From the front you couldn’t tell. She was perfect. A beautiful creature. I don’t mean it in that way. I’m not sick, I told you. I mean that she must have been beautiful in life because she certainly remained that way in death. Her skin was still pink and supple. Her lips red. Her eyelids lightly closed. She looked like she was sleeping. There was little blood in her wound. I figured she must have been out in the rain for a while, washing a good portion of it away. You could see right through her neck and down into her throat like in a science documentary.
That’s why I took her home with me.
I shouldn’t be even telling you this.
I could go to jail.
I started calling Jane Doe “Veronica Sharpe” in the car. She made an exquisite corpse. A beautiful woman should have a beautiful name. She was just perfect, even with her head lolling forward and back with each touch of the brakes as I drove her home.
When I’d gotten her home, I laid her in bed. Beneath the gash in the back of her neck, I nested a handmade travel pillow.

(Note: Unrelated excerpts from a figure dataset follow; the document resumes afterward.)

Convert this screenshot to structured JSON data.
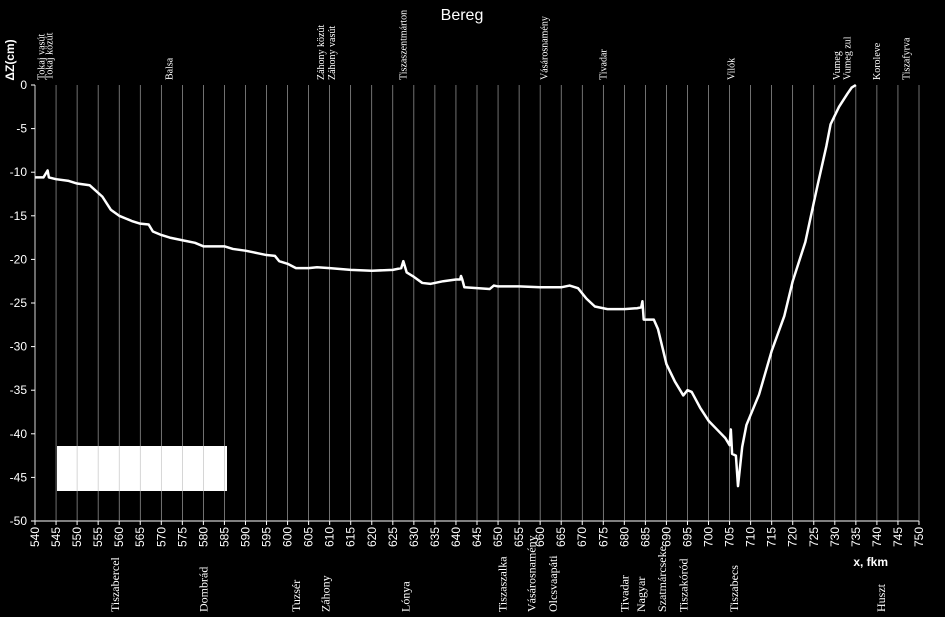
{
  "chart_data": {
    "type": "line",
    "title": "Bereg",
    "ylabel": "ΔZ(cm)",
    "xlabel": "x, fkm",
    "xlim": [
      540,
      750
    ],
    "ylim": [
      -50,
      0
    ],
    "xticks": [
      540,
      545,
      550,
      555,
      560,
      565,
      570,
      575,
      580,
      585,
      590,
      595,
      600,
      605,
      610,
      615,
      620,
      625,
      630,
      635,
      640,
      645,
      650,
      655,
      660,
      665,
      670,
      675,
      680,
      685,
      690,
      695,
      700,
      705,
      710,
      715,
      720,
      725,
      730,
      735,
      740,
      745,
      750
    ],
    "yticks": [
      0,
      -5,
      -10,
      -15,
      -20,
      -25,
      -30,
      -35,
      -40,
      -45,
      -50
    ],
    "grid": true,
    "top_annotations": [
      {
        "text": "Tokaj vasút",
        "x": 541.5
      },
      {
        "text": "Tokaj közút",
        "x": 543.5
      },
      {
        "text": "Balsa",
        "x": 572
      },
      {
        "text": "Záhony közút",
        "x": 608
      },
      {
        "text": "Záhony vasút",
        "x": 610.5
      },
      {
        "text": "Tiszaszentmárton",
        "x": 627.5
      },
      {
        "text": "Vásárosnamény",
        "x": 661
      },
      {
        "text": "Tivadar",
        "x": 675
      },
      {
        "text": "Vilók",
        "x": 705.5
      },
      {
        "text": "Vumeg",
        "x": 730.5
      },
      {
        "text": "Vumeg zul",
        "x": 733
      },
      {
        "text": "Koroleve",
        "x": 740
      },
      {
        "text": "Tiszafyrva",
        "x": 747
      }
    ],
    "bottom_annotations": [
      {
        "text": "Tiszabercel",
        "x": 559
      },
      {
        "text": "Dombrád",
        "x": 580
      },
      {
        "text": "Tuzsér",
        "x": 602
      },
      {
        "text": "Záhony",
        "x": 609
      },
      {
        "text": "Lónya",
        "x": 628
      },
      {
        "text": "Tiszaszalka",
        "x": 651
      },
      {
        "text": "Vásárosnamény",
        "x": 658
      },
      {
        "text": "Olcsvaapáti",
        "x": 663
      },
      {
        "text": "Tivadar",
        "x": 680
      },
      {
        "text": "Nagyar",
        "x": 684
      },
      {
        "text": "Szatmárcseke",
        "x": 689
      },
      {
        "text": "Tiszakóród",
        "x": 694
      },
      {
        "text": "Tiszabecs",
        "x": 706
      },
      {
        "text": "Huszt",
        "x": 741
      }
    ],
    "series": [
      {
        "color": "#ffffff",
        "x": [
          540,
          542,
          543,
          543.3,
          545,
          548,
          550,
          553,
          556,
          558,
          560,
          563,
          565,
          567,
          568,
          570,
          572,
          575,
          578,
          580,
          583,
          585,
          587,
          590,
          593,
          595,
          597,
          598,
          600,
          602,
          605,
          607,
          610,
          615,
          620,
          625,
          627,
          627.5,
          628.3,
          630,
          632,
          634,
          637,
          640,
          641,
          641.2,
          641.5,
          642,
          645,
          648,
          649,
          650,
          655,
          660,
          665,
          667,
          669,
          671,
          673,
          676,
          680,
          683,
          684,
          684.3,
          684.6,
          687,
          688,
          689,
          690,
          692,
          694,
          695,
          696,
          698,
          700,
          702,
          704,
          705,
          705.3,
          705.6,
          706.5,
          707,
          708,
          709,
          712,
          715,
          718,
          720,
          723,
          725,
          726,
          728,
          729,
          731,
          733,
          734,
          735
        ],
        "values": [
          -10.6,
          -10.6,
          -9.8,
          -10.6,
          -10.8,
          -11.0,
          -11.3,
          -11.5,
          -12.8,
          -14.3,
          -15.0,
          -15.6,
          -15.9,
          -16.0,
          -16.8,
          -17.2,
          -17.5,
          -17.8,
          -18.1,
          -18.5,
          -18.5,
          -18.5,
          -18.8,
          -19.0,
          -19.3,
          -19.5,
          -19.6,
          -20.2,
          -20.5,
          -21.0,
          -21.0,
          -20.9,
          -21.0,
          -21.2,
          -21.3,
          -21.2,
          -21.0,
          -20.2,
          -21.5,
          -22.0,
          -22.7,
          -22.8,
          -22.5,
          -22.3,
          -22.3,
          -21.9,
          -22.3,
          -23.2,
          -23.3,
          -23.4,
          -23.0,
          -23.1,
          -23.1,
          -23.2,
          -23.2,
          -23.0,
          -23.3,
          -24.5,
          -25.4,
          -25.7,
          -25.7,
          -25.6,
          -25.5,
          -24.8,
          -26.9,
          -26.9,
          -28,
          -30,
          -32,
          -34,
          -35.6,
          -35.0,
          -35.2,
          -37.0,
          -38.5,
          -39.5,
          -40.5,
          -41.3,
          -39.5,
          -42.3,
          -42.5,
          -46.0,
          -41.5,
          -39.0,
          -35.5,
          -30.5,
          -26.5,
          -22.5,
          -18.0,
          -13.5,
          -11.3,
          -7,
          -4.5,
          -2.5,
          -1.0,
          -0.3,
          0
        ]
      }
    ]
  }
}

I snapped her picture over and over again as she appeared to rest there. I took them from every angle I could, careful to ensure her wound would not be seen. Once I was satisfied, I removed the pillow and grabbed another of a different style. A couch-throw pillow this time.
She looked so comfortable. She was just perfect. It was hard to remember that she was dead…she wasn’t just sleeping.
Pillows are one of the easiest things there are to sew. My guest room is full of them right now. I made every single one. I need to get rid of them.
I’m not sick.
I’m an entrepreneur.
I made too many of these pillows.
It’s hard to sell pillows on Etsy. They don’t want you to say how comfortable they are. People want you to show them.
How would you plan to do that without a good model?